Population Haplotyping (Beta)
The Haplotyping tool is a beta tool introduced in the Illumina DRAGEN Bio-IT Platform v4.2. It supports the estimation of haplotypes from a population scale dataset using the packaging of the SHAPEIT5 Software (2022, Hofmeister RJ, Ribeiro DM, Rubinacci S., Delaneau O). It is designed to phase common variants as well as rare variants in a step-by-step mode. The following step-by-step workflow must be reproduced to phase each chromosome of the studied genome.
1. | Phase Common step to estimate the haplotypes of common variants (variants with allele frequency above a given allele frequency threshold) on defined regions. |
2. | Common Ligate step to ligate the phased common variants from the previous step into a single chromosome. |
3. | Phase Rare step to add the haplotypes of rare variants (variants with allele frequency below a given allele frequency threshold) on defined regions to the common variant scaffold obtained in the previous step. |
4. | Concat All step to concatenate the haplotype regions obtained in the previous step into a single chromosome. |
This tool provides best accuracy on population scale dataset with thousands of samples. It is intended to be run on multiple nodes to parallelize processes.
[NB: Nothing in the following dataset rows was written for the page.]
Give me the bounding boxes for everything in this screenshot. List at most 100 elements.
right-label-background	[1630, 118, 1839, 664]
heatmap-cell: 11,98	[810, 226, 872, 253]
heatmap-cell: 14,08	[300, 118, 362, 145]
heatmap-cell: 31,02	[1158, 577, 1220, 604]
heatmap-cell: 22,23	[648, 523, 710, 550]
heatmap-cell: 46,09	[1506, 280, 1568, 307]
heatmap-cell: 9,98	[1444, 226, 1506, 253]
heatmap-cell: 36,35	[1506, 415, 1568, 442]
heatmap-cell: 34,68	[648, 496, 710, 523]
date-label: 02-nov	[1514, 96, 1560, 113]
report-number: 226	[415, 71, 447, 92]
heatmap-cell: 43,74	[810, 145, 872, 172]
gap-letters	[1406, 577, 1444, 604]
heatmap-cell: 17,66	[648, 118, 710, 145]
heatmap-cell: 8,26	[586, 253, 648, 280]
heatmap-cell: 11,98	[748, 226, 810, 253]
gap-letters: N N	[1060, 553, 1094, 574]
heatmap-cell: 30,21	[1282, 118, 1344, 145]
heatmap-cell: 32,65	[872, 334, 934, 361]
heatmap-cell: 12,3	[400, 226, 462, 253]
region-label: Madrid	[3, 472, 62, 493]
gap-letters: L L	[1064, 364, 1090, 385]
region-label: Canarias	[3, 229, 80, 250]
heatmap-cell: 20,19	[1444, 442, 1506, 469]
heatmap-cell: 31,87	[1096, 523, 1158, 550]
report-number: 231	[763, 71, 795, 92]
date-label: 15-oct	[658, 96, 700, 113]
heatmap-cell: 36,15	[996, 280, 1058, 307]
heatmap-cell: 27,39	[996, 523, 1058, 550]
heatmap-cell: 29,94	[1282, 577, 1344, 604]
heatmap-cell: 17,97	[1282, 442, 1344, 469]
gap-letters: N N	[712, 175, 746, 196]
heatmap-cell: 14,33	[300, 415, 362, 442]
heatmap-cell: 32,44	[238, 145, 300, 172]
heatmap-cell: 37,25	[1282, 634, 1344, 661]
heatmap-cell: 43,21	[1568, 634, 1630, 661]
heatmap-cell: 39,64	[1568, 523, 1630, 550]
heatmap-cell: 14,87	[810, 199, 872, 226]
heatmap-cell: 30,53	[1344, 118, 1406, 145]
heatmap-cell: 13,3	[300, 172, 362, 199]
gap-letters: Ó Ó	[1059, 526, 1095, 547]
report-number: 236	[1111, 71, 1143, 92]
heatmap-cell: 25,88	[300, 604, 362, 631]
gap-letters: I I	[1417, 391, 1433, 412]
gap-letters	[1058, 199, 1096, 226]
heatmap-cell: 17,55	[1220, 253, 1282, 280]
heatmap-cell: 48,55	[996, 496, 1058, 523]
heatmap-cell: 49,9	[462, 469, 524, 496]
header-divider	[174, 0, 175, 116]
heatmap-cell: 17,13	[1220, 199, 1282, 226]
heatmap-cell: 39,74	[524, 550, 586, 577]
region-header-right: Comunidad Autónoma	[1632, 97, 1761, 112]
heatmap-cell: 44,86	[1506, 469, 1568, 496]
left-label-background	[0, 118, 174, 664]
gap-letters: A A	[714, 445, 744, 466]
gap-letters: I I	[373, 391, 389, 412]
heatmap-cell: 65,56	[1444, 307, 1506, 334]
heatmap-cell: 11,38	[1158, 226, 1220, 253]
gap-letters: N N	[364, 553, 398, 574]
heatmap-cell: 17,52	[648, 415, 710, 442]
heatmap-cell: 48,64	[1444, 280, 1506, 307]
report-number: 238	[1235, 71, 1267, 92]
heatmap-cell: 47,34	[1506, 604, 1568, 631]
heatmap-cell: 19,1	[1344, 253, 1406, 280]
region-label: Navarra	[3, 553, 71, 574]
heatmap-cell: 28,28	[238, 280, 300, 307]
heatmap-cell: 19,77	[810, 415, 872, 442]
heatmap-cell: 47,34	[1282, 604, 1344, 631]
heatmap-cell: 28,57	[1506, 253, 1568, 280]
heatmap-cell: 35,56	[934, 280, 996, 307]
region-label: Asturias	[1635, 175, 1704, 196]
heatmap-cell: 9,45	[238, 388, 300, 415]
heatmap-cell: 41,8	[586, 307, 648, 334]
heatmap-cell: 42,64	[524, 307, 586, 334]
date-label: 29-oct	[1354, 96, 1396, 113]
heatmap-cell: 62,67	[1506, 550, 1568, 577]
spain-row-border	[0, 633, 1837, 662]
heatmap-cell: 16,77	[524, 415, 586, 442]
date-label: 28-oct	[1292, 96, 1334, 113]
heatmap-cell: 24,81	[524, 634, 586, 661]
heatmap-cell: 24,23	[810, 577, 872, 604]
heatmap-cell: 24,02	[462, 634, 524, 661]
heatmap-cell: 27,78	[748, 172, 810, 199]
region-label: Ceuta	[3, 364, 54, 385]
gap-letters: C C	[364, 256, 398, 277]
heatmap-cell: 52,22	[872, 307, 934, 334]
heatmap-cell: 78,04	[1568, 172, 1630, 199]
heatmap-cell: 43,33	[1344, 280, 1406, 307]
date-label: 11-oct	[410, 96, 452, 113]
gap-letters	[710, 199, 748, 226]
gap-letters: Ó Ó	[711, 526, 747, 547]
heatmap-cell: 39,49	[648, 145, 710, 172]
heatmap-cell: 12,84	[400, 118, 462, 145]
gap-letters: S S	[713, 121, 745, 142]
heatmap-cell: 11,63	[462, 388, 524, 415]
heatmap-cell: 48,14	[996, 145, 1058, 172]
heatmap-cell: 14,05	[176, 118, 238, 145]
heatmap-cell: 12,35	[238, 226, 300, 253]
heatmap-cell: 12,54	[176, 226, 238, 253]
A common use case of the Population Haplotyping tool is the generation of a custom reference panel to be used for the VCF Imputation pipeline.
The tool supports autosomes and mixed ploidy chromosomes for diploid species only. It does not use the FPGA accelerated capability and it can run on generic software only compute node.
The Population Haplotyping tool only supports input msVCF produced with the DRAGEN gVCF Genotyper tool.